New stock, particularly townhouses, being created from the middle ring suburban development sites continues to be in demand with price levels exceeding expectations. Agents have indicated that townhouses in smaller groups with direct street frontage and limited common improvements typically see the highest levels of demand. Price levels for this style of product historically fluctuated within the $400,000s and high $500,000s range. Recent sales evidence is now indicating this value range has expanded into the mid-high $600,000s. Higher quality townhouses within the middle ring north-eastern suburb of Hectorville have been achieving prices in the mid $500,000s over the past six to twelve month period. The sale of 8 Laver Street, Hectorville achieved a price of $663,000 which broke through the ceiling of what was considered achievable for this type of product in this location. This is a circa 2018 4-bedroom, 2-bathroom high-quality semi-detached dwelling on an allotment of approximately 241 square metres.
Residential development has continued in the areas surrounding the larger suburban satellite centres of Mount Barker, 35 kilometres south-east, and Gawler, 51 kilometres north of the CBD. Land values within these locations are at a lower rate than those closer to the CBD. This provides first home buyers and investors an opportunity to enter the property market with a new product at a lower price point.

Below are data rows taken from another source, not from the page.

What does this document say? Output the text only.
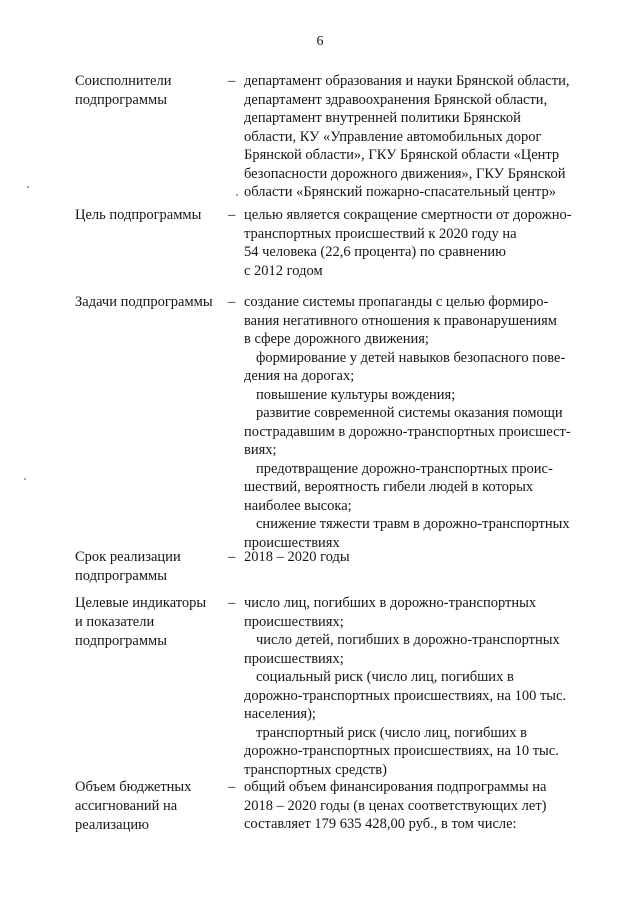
6
Соисполнители
подпрограммы
– департамент образования и науки Брянской области,
департамент здравоохранения Брянской области,
департамент внутренней политики Брянской
области, КУ «Управление автомобильных дорог
Брянской области», ГКУ Брянской области «Центр
безопасности дорожного движения», ГКУ Брянской
области «Брянский пожарно-спасательный центр»
Цель подпрограммы	– целью является сокращение смертности от дорожно-
транспортных происшествий к 2020 году на
54 человека (22,6 процента) по сравнению
с 2012 годом
Задачи подпрограммы	– создание системы пропаганды с целью формиро-
вания негативного отношения к правонарушениям
в сфере дорожного движения;
формирование у детей навыков безопасного пове-
дения на дорогах;
повышение культуры вождения;
развитие современной системы оказания помощи
пострадавшим в дорожно-транспортных происшест-
виях;
предотвращение дорожно-транспортных проис-
шествий, вероятность гибели людей в которых
наиболее высока;
снижение тяжести травм в дорожно-транспортных
происшествиях
Срок реализации
подпрограммы
– 2018 – 2020 годы
Целевые индикаторы
и показатели
подпрограммы
– число лиц, погибших в дорожно-транспортных
происшествиях;
число детей, погибших в дорожно-транспортных
происшествиях;
социальный риск (число лиц, погибших в
дорожно-транспортных происшествиях, на 100 тыс.
населения);
транспортный риск (число лиц, погибших в
дорожно-транспортных происшествиях, на 10 тыс.
транспортных средств)
Объем бюджетных
ассигнований на
реализацию
– общий объем финансирования подпрограммы на
2018 – 2020 годы (в ценах соответствующих лет)
составляет 179 635 428,00 руб., в том числе:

Price levels for land and build packages within these locations range from $270,000 to $460,000 which has remained constant over the past 12 months.
There has been continual speculation as to the way the general property market will fare for the remainder of 2018. Recent data has shown negative growth in a number of the major Australian capitals with slowing auction clearance rates. Given the gradual growth over the past 12 to 24 months of the South Australian property market, it’s viewed that it will be shielded from any significant downturn seen on the east coast as the market comes off the boil. The South Australian property market is expected to remain stable for the remainder of 2018.
DISCLAIMER: The information contained in this article is correct at the time of publishing and is subject to change. It is intended to be of a general nature only. It has been prepared without taking into account any person’s objectives, financial situation or needs. Before acting on this information, Smartline recommends that you consider whether it is appropriate for your circumstances. Smartline recommends that you seek independent legal, financial, and taxation advice before acting on any information in this article.